Dans la Tunisie, ignorée par les spots publicitaires du tourisme à bons prix, un simple lien de parenté avec un proche parent exilé, pourrait bien suffire pour fonder l’acte d’accusation vous déclarant passible des pires traitements. J’en citerais le cas de Madame GHARBI Zouleikha, qui fut torturée en Tunisie par un haut fonctionnaire du ministère de l’intérieur, de surcroit, ex-diplomate, tout simplement parce qu’elle est l’épouse d’un dissident exilé. Le tortionnaire de Madame GHARBI, jamais inquiété en Tunisie, a été condamné le 24 septembre 2010 par contumace, en France, à douze ans de réclusion criminelle, pour actes de torture.
      
Appelée à garantir  la paix sociale, et la sécurité et par  principe à être  gardienne des libertés, la justice tunisienne est minée, par des maux ayant pour nom : soumission et dépendance au pouvoir exécutif. Dans ce contexte le gouvernement s’en prend, particulièrement depuis l’année 2005, aux magistrats qui font encore honneur à leur haute et combien sensible responsabilité. Ces derniers sont l’objet d’une logique punitive, leur imposant, abusivement, des retenues sur leurs salaires et le blocage, de leur droit à l’avancement.    
Les libéraux démocrates tunisiens  condamnent cette dérive autoritaire. Aussi, ils expriment leur indignation face à la posture vénale et complice d’une opposition décor faisant délibérément office de porte-parole officieux d’un gouvernement promettant, depuis vingt ans, la perspective hypothétique d’un changement démocratique, reporté systématiquement sine die.
Les scrutins présidentiels et législatifs que la Tunisie avait connus depuis le 07 novembre 1987, date à laquelle M.Zine El Abdine Ben Ali avait accédé à la magistrature suprême, n’ont pas manqué de décevoir, et les promesses, non tenues, d’une ouverture politique à l’aune du degré  d’évolution atteint par la société, finirent par se faner en simples déclarations désuètes.

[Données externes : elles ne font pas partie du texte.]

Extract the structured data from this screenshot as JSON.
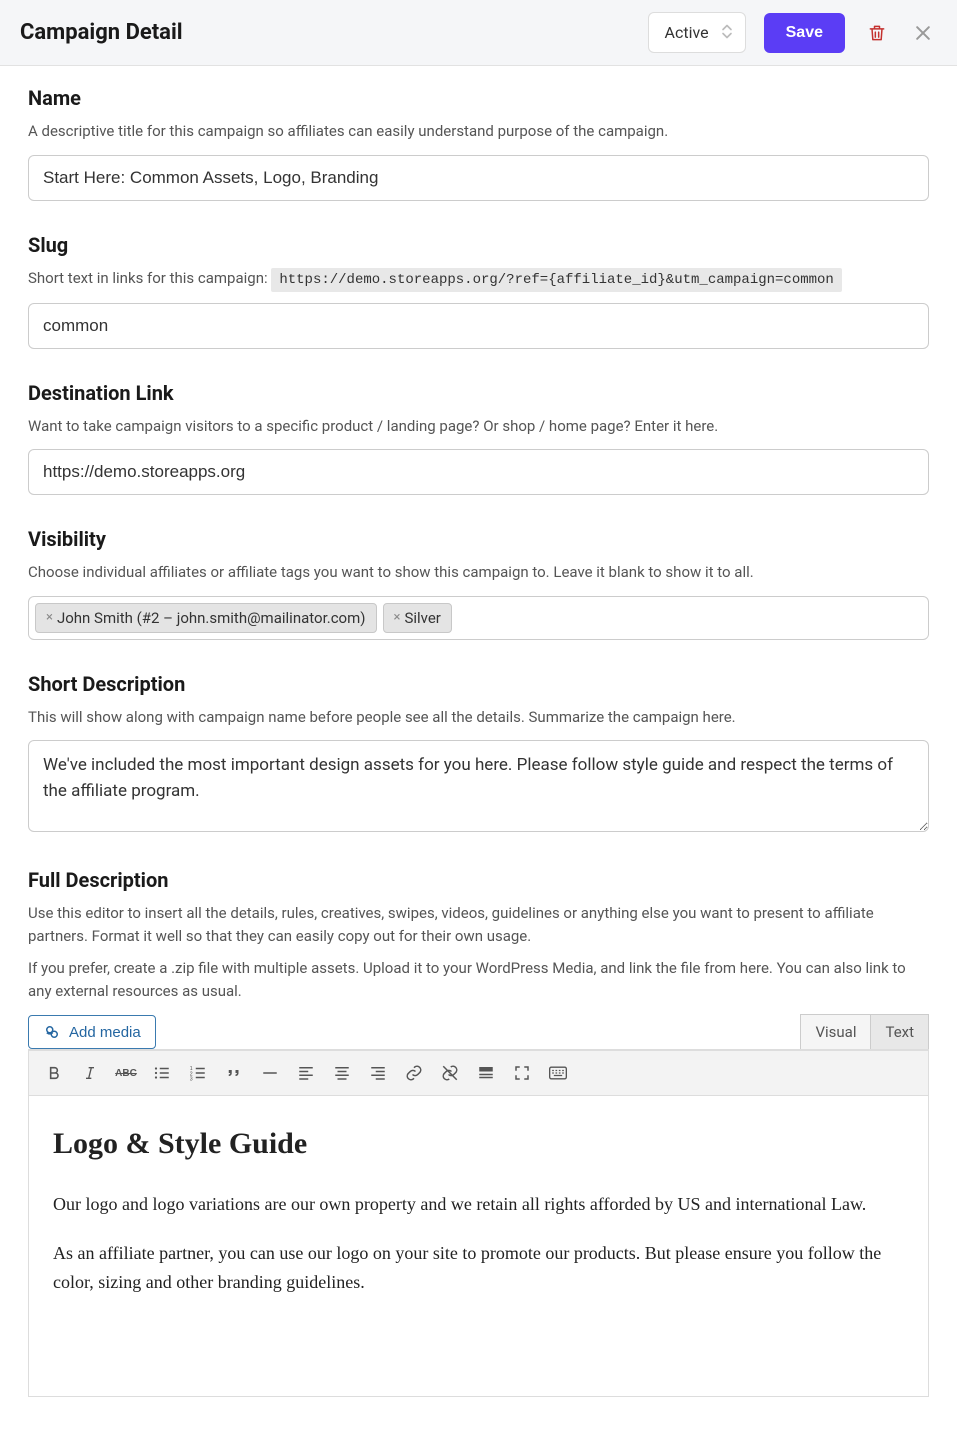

En effet, depuis le 7 novembre 1987 à ce jour, vingt trois années de pouvoir absolu se sont écoulées. Elles scindèrent la société tunisienne en deux sphères réciproquement hostiles, s’excluant l’une l’autre...Car ce sont vingt trois années d’impunité, jalonnés de dénis de justice, et de mépris notamment pour les souffrances des victimes de la torture. Voici une pratique moyenâgeuse largement employée dans les commissariats de police où l’on accroche, à côté des portraits du « Chef de l’État », la « Déclaration Universelle des Droits de l’Homme ». Depuis le 7 novembre 1987, au jour d’aujourd’hui, la société tunisienne aura vécu vingt trois années d’incrimination du droit à la différence et d’atteinte aux libertés d’expression et d’association,  vingt trois années de braises, qui la jetèrent dans un conflit avec elle-même. Un conflit dont nous craignons la phase finale, puisqu’il  n’est pas encore terminé et ne pouvant l’être, faute de sursaut de sagesse au sommet de l’État.    
Chers amis
Cette réalité, ce mal tunisien, n’a pas lieu d’être, dans un pays comme la Tunisie, économiquement émergent, ayant à son actif des atouts conséquents l’habilitant, en principe, à une gouvernance libérale. Certes, la Tunisie dispose d’une performance macro-économique; prometteuse ; dont on se réjoui, l’inscrivant parmi les pays en développement les mieux notés, et le premier en Afrique, au regard des critères internationaux de compétitivité.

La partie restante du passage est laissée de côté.